Ayer me entretuve, Higinio, con la corrupción de los políticos. Y es que no hay día que no cojan a alguno escapando de la Justicia como conejo huyendo de un cazador. Yo escribí un Cuento sobre este asunto: Eran varias familias ricas que pusieron a un Administrador para que gobernara sus bienes. Tanto dejaron sus bienes en manos del Administrador, que éste pidió préstamos bancarios, hizo compras millonarias, despilfarró el dinero en viajes y juergas, hasta que los propietarios se vieron en la indigencia. “¿Qué había pasado?”, se preguntaron. Entonces cayeron en la cuenta de que el dichoso Administrador los había arruinado.
-La culpa fue también de los dueños.
-Más que de nadie. ¿Tú crees que en una casa que pongan a una mujer para limpiar, van a dejar que esta limpiadora administre los bienes de la casa? ¿Es que si contratas a una persona para que lleve tus cuentas, no le pondrías un sueldo a su trabajo? ¿Cabe en cabeza humana que esa persona te pagara a ti el sueldo que quisiera y no al revés? ¿Cabe que el tal administrador, contratado para aliviarte en tu trabajo, te dijera lo que debes hacer en tu casa y lo que debes enseñar a tus hijos? Es inconcebible.

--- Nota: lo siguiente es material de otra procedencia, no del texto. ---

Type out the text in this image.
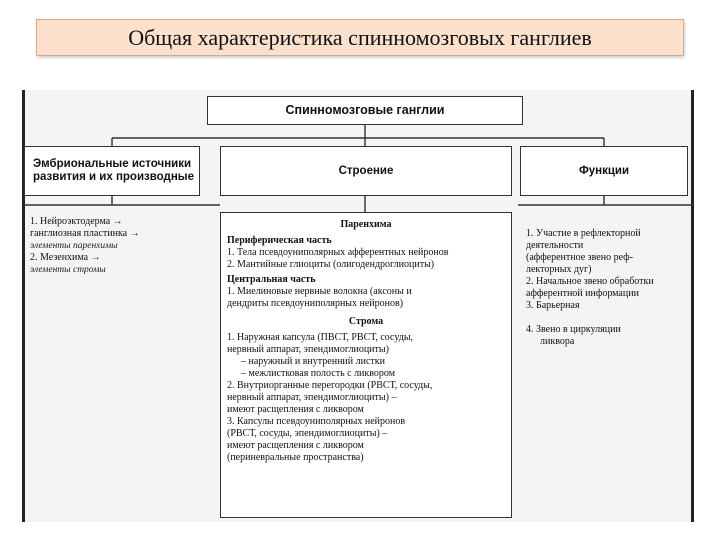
Общая характеристика спинномозговых ганглиев
Спинномозговые ганглии
Эмбриональные источники развития и их производные
Строение	Функции
1. Нейроэктодерма →
ганглиозная пластинка →
элементы паренхимы
2. Мезенхима →
элементы стромы
Паренхима
Периферическая часть
1. Тела псевдоуниполярных афферентных нейронов
2. Мантийные глиоциты (олигодендроглиоциты)
Центральная часть
1. Миелиновые нервные волокна (аксоны и
дендриты псевдоуниполярных нейронов)
Строма
1. Наружная капсула (ПВСТ, РВСТ, сосуды,
нервный аппарат, эпендимоглиоциты)
– наружный и внутренний листки
– межлистковая полость с ликвором
2. Внутриорганные перегородки (РВСТ, сосуды,
нервный аппарат, эпендимоглиоциты) –
имеют расщепления с ликвором
3. Капсулы псевдоуниполярных нейронов
(РВСТ, сосуды, эпендимоглиоциты) –
имеют расщепления с ликвором
(периневральные пространства)
1. Участие в рефлекторной
деятельности
(афферентное звено реф-
лекторных дуг)
2. Начальное звено обработки
афферентной информации
3. Барьерная
4. Звено в циркуляции
ликвора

-El Gobierno de la Nación es así.
-De ahí parten los males que padecemos, Higinio, no le des vueltas. Una Nación debe ser como una familia y los políticos son administradores a su servicio.
-Es que en la familia nacional hay muchas opiniones y no es fácil ponerse de acuerdo.
-Para eso existe un Congreso de Diputados, Armando. La Democracia es sin duda el mejor sistema de gobierno que se ha inventado. Cualquier asunto, materia, cuestión, propósito o negocio se lleva a la Cámara y a votar. Un voto más gana a los otros. Esa es la gran fuerza de la Democracia.